- hiç aşık olmadım. olmak da istemiyorum.
- eksi vermekten de, veren adamdan da nefret ediyorum. ama bazen eksi vermek zorunda kalıyorum. o zaman kendime kızıyorum.
- küçükken öpüşülünce hamile kalınır sanardım.
- yine küçükken sobanın içinin boş olduğunu, kendi kendine ısı verdiği sanardım.
- güneşin aslında çok küçük olduğunu sanardım.
- sabah kalktığımda yüzümü yıkamıyorum. bu yüzden sabahın ilk 2 saati gözümle çapakla gezebilirim.

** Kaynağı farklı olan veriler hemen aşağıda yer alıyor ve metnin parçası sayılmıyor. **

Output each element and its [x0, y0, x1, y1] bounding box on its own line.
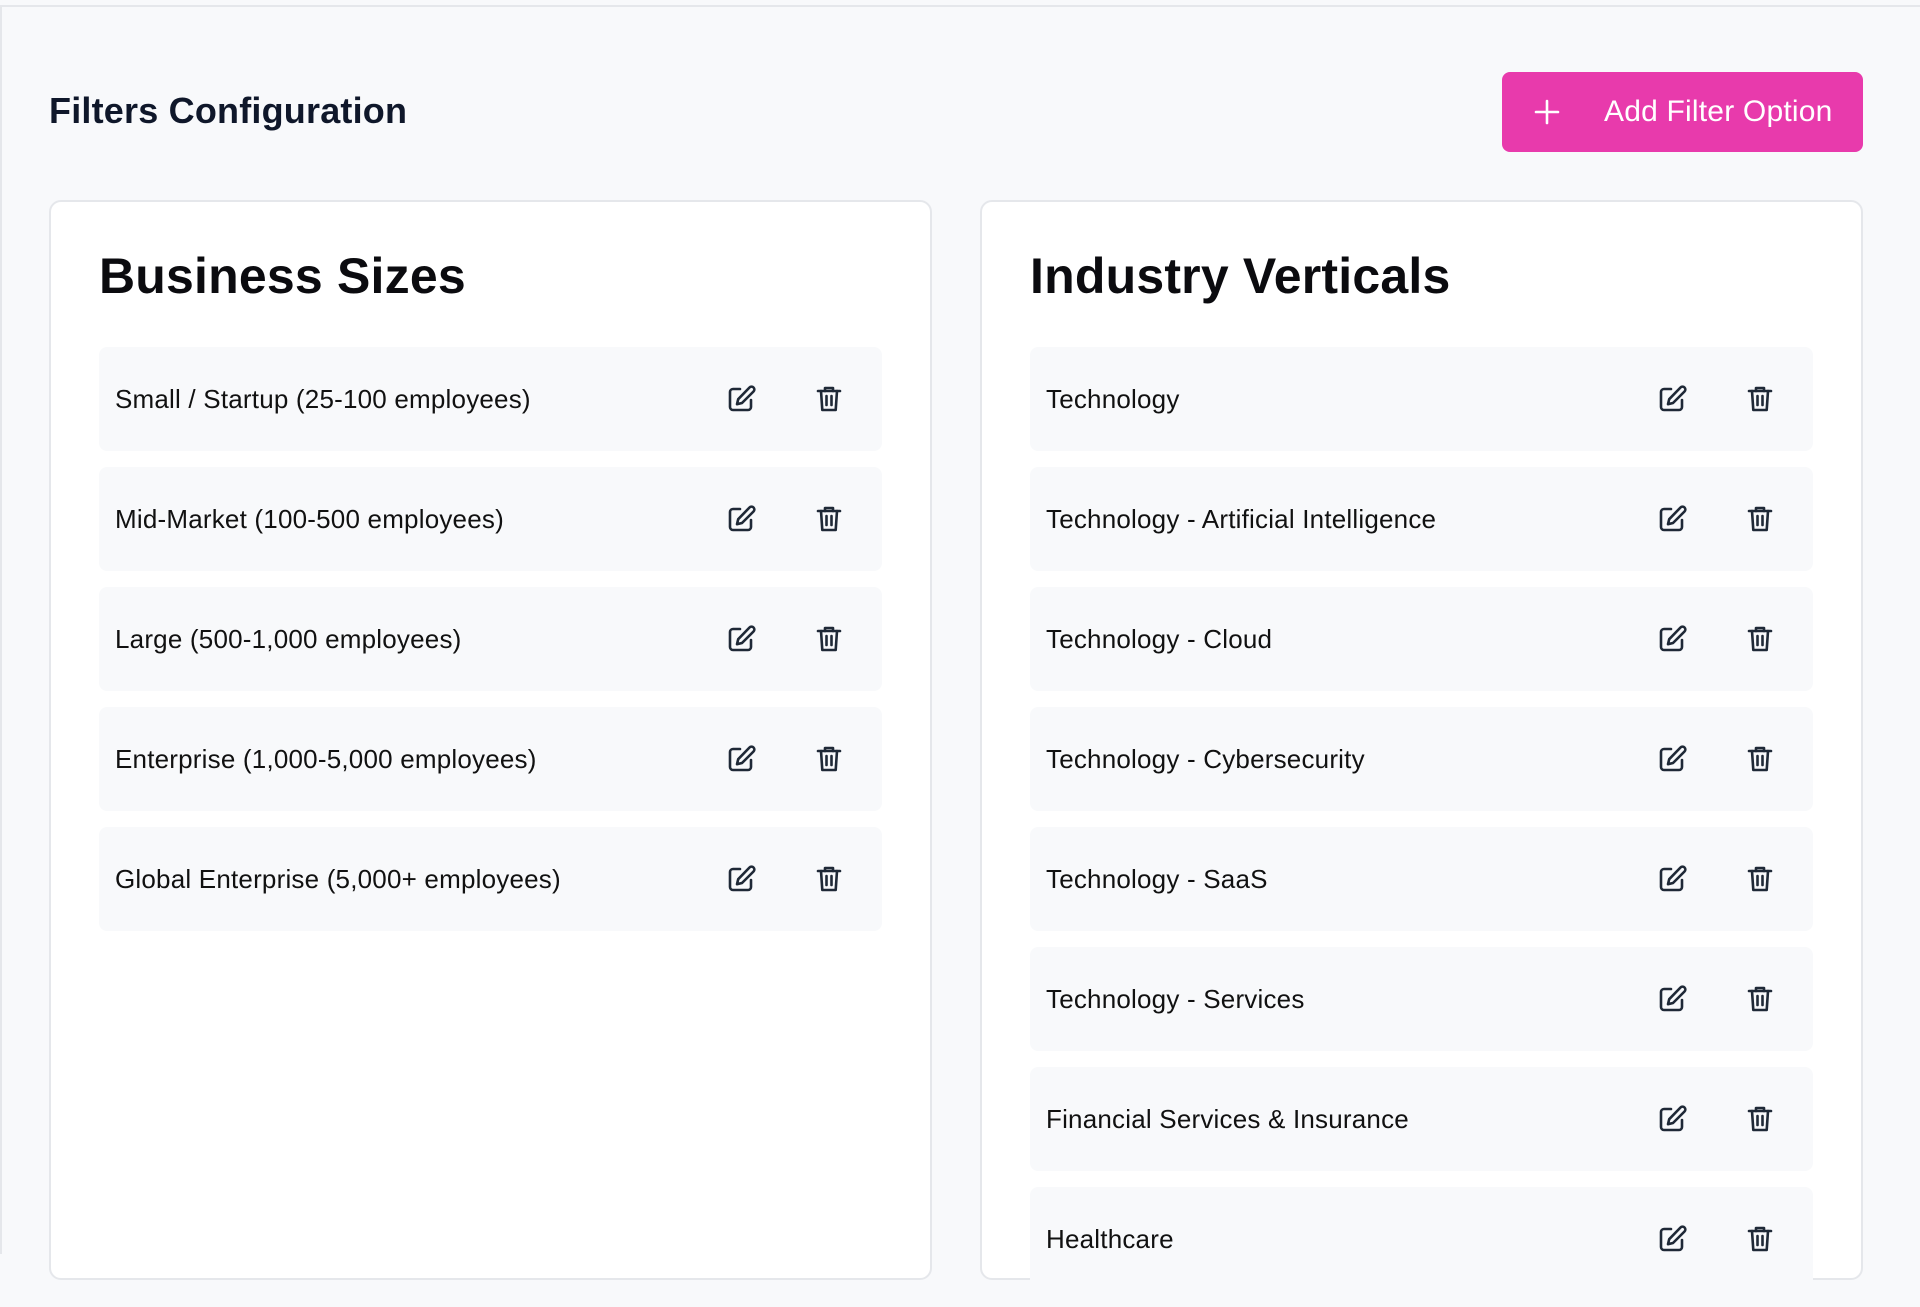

- tıraş olmaktan nefret ediyorum. küçükken keşke jilet sürmeseydim diye dakikalarca kendime sövüyorum, çünkü çok üşeniyorum.
- sabah tıraş olduktan sonra sadece sakallarımın olduğu kısmı ıslak elimle ıslatıyorum. işte o anda elimdeki sular kolumdan aşağıya kaymaya başlıyor. o histen nefret ediyorum.
- askerlikten ciddi ciddi korkuyorum. lan ben yapamam orda, harbiden yapamam.
- her sigara içtikten sonra ağzıma naneli sakız atmak zorunda hissediyorum kendimi. başka insanların rahatsız olmasından korkuyorum.
- yolda yürürken hep yere bakardım küçükken. bu yüzden boynumda kocaman, bıçak kesmiş gibi bi' iz var. aslında bu yüzden mi bilmiyorum, ama ben bu yüzden sanıyorum.
- küçükken ateşli bi' hastalık geçirdim, o zamandan beri gözlerimin altı mosmor. bildiğin mor abi, yumruk yemiş gibi. o yüzden gözlerimden nefret ediyorum.
- çok tipsizim lan. biraz da topluyum, sakallar da uzayınca kendimden tiksiniyorum.
- kendimi sevmiyorum, ki bu benim en büyük salaklığımdır.